Ad multos annos presbyter aidanus!
May God grant Fr. Aidan many years, for such wisdom.
One of my Nativity "presents" this year, was the book "Hymns of the Anglo-Saxon Church (before 1066 AD)" by Inge B. Milfull (Cambridge Studies in Anglo-Saxon England, Vol. #17). I recommend it to everyone.
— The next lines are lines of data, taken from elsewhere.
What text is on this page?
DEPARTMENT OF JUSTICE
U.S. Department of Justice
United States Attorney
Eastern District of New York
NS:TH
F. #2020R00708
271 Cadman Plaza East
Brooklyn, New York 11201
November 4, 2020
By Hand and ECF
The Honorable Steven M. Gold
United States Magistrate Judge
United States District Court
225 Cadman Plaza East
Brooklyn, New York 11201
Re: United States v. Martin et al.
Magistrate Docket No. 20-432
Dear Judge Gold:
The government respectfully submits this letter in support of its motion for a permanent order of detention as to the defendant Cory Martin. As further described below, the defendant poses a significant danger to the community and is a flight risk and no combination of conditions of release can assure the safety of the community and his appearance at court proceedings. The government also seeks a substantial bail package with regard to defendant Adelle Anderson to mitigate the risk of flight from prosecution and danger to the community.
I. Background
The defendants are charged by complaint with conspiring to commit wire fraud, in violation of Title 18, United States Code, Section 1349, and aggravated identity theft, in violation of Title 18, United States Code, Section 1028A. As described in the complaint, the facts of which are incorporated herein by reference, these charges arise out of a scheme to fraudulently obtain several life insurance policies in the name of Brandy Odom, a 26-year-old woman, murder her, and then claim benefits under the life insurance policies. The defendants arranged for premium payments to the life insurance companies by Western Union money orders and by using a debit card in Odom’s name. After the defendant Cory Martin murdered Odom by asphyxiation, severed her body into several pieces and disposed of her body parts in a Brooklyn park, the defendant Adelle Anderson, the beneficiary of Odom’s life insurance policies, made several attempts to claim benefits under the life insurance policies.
I know a few others already have it.
As I peruse through it I see proper hymns for these particular saints: Stephen protomartyr, Oswald, King Edward the Confessor, Cuthbert, Augustine of Canterbury, Chad, Dunstan, Lawrence of Rome, Martin of Tours, Gregory Magnus, Benedict, thats in the 11th c. (also ones for each of the 12 apostles.)
Than by the 14th century theres several more proper hymns to "pre-schism saints" added, such as for Patrick of Ireland.
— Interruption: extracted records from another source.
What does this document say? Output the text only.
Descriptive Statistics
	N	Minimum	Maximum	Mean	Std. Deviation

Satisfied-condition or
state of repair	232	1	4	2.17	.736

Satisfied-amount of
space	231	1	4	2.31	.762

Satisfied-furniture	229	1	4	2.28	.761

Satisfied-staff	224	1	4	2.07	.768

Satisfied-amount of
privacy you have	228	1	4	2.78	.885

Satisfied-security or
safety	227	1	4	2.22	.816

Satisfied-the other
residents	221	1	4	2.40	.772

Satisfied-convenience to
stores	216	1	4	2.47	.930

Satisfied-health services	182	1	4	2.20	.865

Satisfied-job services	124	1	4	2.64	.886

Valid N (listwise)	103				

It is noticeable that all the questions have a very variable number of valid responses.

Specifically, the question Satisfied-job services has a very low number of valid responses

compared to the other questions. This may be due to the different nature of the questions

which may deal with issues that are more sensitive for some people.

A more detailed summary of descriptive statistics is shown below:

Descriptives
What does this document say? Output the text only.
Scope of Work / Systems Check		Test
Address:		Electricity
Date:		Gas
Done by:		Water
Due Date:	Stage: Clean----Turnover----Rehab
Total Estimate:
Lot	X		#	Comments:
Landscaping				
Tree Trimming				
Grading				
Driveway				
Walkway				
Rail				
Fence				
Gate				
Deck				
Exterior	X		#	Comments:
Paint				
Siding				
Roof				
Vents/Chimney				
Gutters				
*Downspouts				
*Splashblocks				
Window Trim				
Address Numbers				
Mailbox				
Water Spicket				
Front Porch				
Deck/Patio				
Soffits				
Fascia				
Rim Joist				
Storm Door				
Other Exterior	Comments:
Than we can go across to other local regions and find proper hymns for other saints, which are still on the calendar but did not happen to have proper hymn to them sung in england, only a "common hymn". I can't see anything wrong with this. So long as one notes what origin of diocese it originates in. This fills in the blank for the numerous, italian , french, mexican, whatever ancestors ones has (I have some of them myself.) If this practice is wrong, may someone soon correct me. It's academic as much as anything, call it unpractical or nerdy if you must. But it's not boring, and no worse a hobby than baseball card collecting.
Let me paste a translation of one of them:
YMNUS DE SANCTO DUNSTANO EPISCOPO
(the english is not metered for singing)
I - Ave Dunstane, presulum sidus decusque splendidum,
lux vera gentis Anglice et ad deum dux previe.
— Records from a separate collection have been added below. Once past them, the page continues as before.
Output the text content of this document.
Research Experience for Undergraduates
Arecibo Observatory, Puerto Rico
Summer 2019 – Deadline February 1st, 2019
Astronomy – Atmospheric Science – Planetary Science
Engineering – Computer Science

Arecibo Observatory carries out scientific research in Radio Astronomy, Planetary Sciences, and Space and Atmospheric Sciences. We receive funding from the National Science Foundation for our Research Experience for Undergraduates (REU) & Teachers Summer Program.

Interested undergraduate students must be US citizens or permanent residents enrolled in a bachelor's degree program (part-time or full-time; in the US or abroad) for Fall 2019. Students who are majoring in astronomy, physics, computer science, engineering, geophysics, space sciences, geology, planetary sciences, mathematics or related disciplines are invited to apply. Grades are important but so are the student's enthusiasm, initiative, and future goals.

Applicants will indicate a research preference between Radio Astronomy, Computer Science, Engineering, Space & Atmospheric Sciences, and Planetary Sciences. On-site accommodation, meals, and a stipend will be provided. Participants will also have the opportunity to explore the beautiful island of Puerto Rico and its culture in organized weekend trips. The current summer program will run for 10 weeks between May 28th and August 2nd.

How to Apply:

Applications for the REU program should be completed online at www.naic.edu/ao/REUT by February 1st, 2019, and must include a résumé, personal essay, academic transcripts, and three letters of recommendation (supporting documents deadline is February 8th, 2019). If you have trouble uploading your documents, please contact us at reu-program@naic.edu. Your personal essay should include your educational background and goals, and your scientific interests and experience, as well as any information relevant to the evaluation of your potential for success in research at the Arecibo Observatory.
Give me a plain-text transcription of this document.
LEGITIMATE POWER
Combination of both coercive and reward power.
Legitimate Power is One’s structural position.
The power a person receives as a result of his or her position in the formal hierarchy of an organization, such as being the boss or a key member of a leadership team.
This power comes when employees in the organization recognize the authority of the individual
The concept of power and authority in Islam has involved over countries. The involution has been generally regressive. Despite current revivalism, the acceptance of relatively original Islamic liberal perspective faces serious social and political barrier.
I - Hail Dunstan, you star and glorious ornament among bishops, true light of the English nation and leader preceding it on its way to God,
II - Tu spes tuorum maxima, dulcedo necnon intima
spirans odorum balsama vitalium melliflua.
II - you are the greatest hope of your people and also and innermost sweetness breathing the honeyed balm of life-giving perfumes.
III - Tibi, pater, nos credimus, quibus te nil iocundius,
ad te manus expandimus, tibi preces effundimus.
III - We have faith in you, Father, we to whom nothing is more pleasing than you are. We extend our hands to you, we pour our prayers to you.
IV - Oves tuas, pastor pie, passim premunt angustie.
Mucrone gentis barbare necamur, en cristicole.
IV - Troubles oppress your sheep on all sides, kind shepherd, See how we, the believers in Christ, are deciamated by the swords of the pagan nation.
V - Offer, sacerdos, hostias Christo precum gratissimas,
quibus placatus criminum solvat catenas ferreas,
V - O priest, offer up to Christ the sacrifice of most satisfactory prayers, so that by them he may be appeased and release us from the iron chains of our transgressions
VI - Per quas Anglorum terminis ecclesieque filiis
et nationes perfide petesque cedant noxie.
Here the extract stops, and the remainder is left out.